Liberty and Eden have been trying out Math Mammoth for the Old Schoolhouse Review Crew lately. We got to use three different worksheet sets, all from the Make it Real Learning series: Arithmetic I for grades 3-6, Arithmetic II for grades 4-7, and States by the Numbers – South Dakota for grades 3-7.
Not a complete curriculum by itself (although Math Mammoth has that too), these are extra worksheets for applying concepts and strengthening problem solving abilities. Using census data, store fliers, and the like, Math Mammoth has created real life problems. With product is a better price per ounce? Buy two small ones or one large? How many people live in South Dakota? (Answer: Not many!)
I chose South Dakota because it’s my home state. It was pretty fun to read about, and my girls enjoyed reading of their birthplace as well. After the first day of sitting with the girls and taking turns answering questions about place value and putting words to the numbers, I set them off by themselves. I loved the fact that I didn’t have to print these out. I’m cheap like that. The girls loved that they got to use the computer – that made it way more fun than handing them a stack of papers. Eden (age 8 and just having finished 3rd grade) especially enjoyed these worksheets – she actually asked to use them! From the girl who groans through math, these were amazingly right up her alley. When it came to applying what she already knows, she had a great time. I’m thinking we might need to change our approach to math for her.

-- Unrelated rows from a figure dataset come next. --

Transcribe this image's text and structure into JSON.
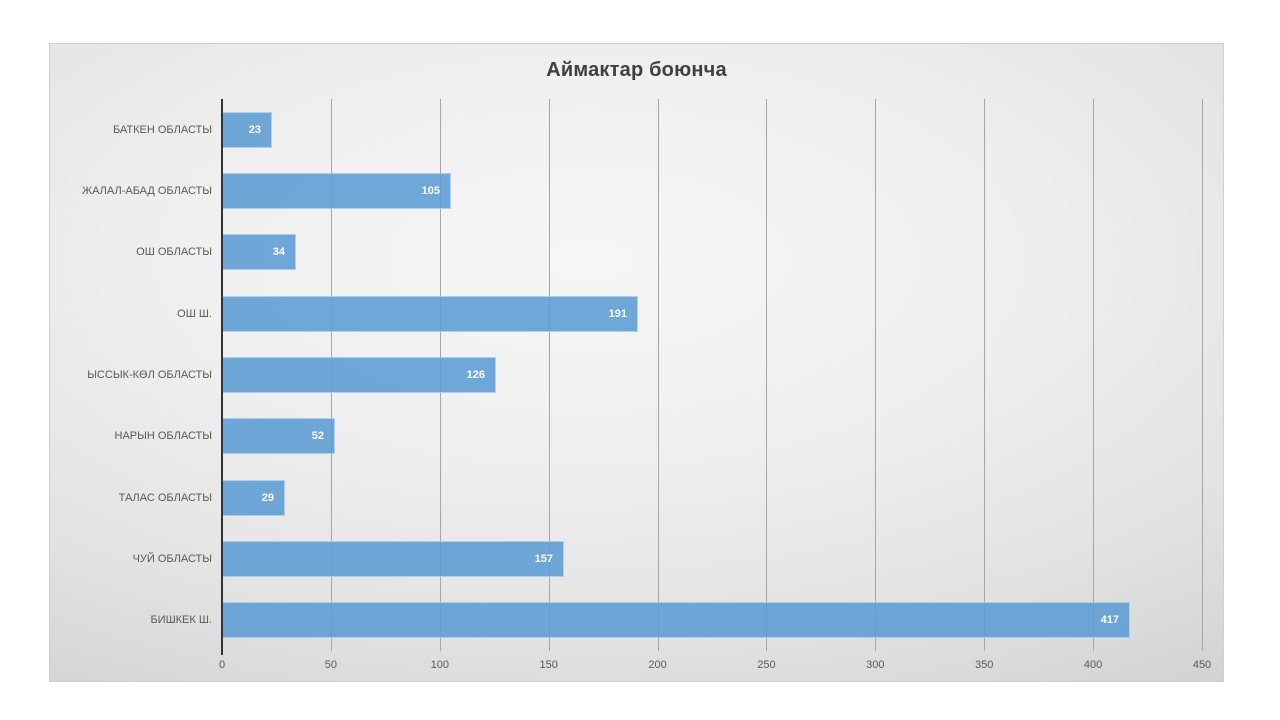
{
  "page": {
    "background": "#ffffff"
  },
  "chart": {
    "title": "Аймактар боюнча",
    "colors": {
      "bar": "rgba(91,155,213,0.87)",
      "bar_solid_hex": "#6CA0D6",
      "bar_label": "#ffffff",
      "title_text": "#3f3f3f",
      "axis_text": "#595959",
      "gridline": "#a6a6a6",
      "axis_line": "#333333",
      "frame_border": "#cfcfcf"
    }
  },
  "chart_data": {
    "type": "bar",
    "orientation": "horizontal",
    "title": "Аймактар боюнча",
    "categories": [
      "БАТКЕН ОБЛАСТЫ",
      "ЖАЛАЛ-АБАД ОБЛАСТЫ",
      "ОШ ОБЛАСТЫ",
      "ОШ Ш.",
      "ЫССЫК-КӨЛ ОБЛАСТЫ",
      "НАРЫН ОБЛАСТЫ",
      "ТАЛАС ОБЛАСТЫ",
      "ЧУЙ ОБЛАСТЫ",
      "БИШКЕК Ш."
    ],
    "values": [
      23,
      105,
      34,
      191,
      126,
      52,
      29,
      157,
      417
    ],
    "data_label_values": [
      "23",
      "105",
      "34",
      "191",
      "126",
      "52",
      "29",
      "157",
      "417"
    ],
    "xlabel": "",
    "ylabel": "",
    "xlim": [
      0,
      450
    ],
    "xticks": [
      0,
      50,
      100,
      150,
      200,
      250,
      300,
      350,
      400,
      450
    ],
    "grid": true,
    "gridlines": "vertical",
    "data_labels": "inside-end",
    "legend": "none"
  }
}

Math Mammoth teaches common core standards. If that is what I think it is, it’s what the uproar lately is about regarding public school curriculum that will, most likely, filter down into our homeschools if it’s not stopped. I have to admit, I cringed when I read “common core” on their website. Upon consideration, though, I wonder if something along these lines, if worse comes to worse, won’t be crucial to being able to pass the tests that it would seem are in the making. I don’t know. What I do know, though, is that I love the math in real life concept. We learn and learn and learn, but applying it – that’s when it becomes real to us. I’ve often said common sense isn’t common – it has to be taught. Using the things we learn in books to figure out things in life helps teach that, in my experience.
Reading bar graphs and sharing among friends, averages, fractions, and working with money – and the fact that owing money really means you have less than zero, and therefore a negative number – were all things studied in Arithmetic I. Arithmetic II covers unit cost, large numbers, possible numbers, (How many ways can you change the same digits and come up with different numbers?) budgets, foreign currency, and more.
Arithmetic I is available here for $4.99 as a PDF download. Arithmetic II is available here for $4.99 as a PDF download. Both have 46 pages with 10 activities. States by the Numbers are PDF downloads and are available for $2.99 per state of $19.99 for all 50 states here. Each of the States by the Numbers have 38 pages with 80 activities. All three of the files we used have the typewriting tool enabled to allow the student to work directly at the computer, or they can be printed out.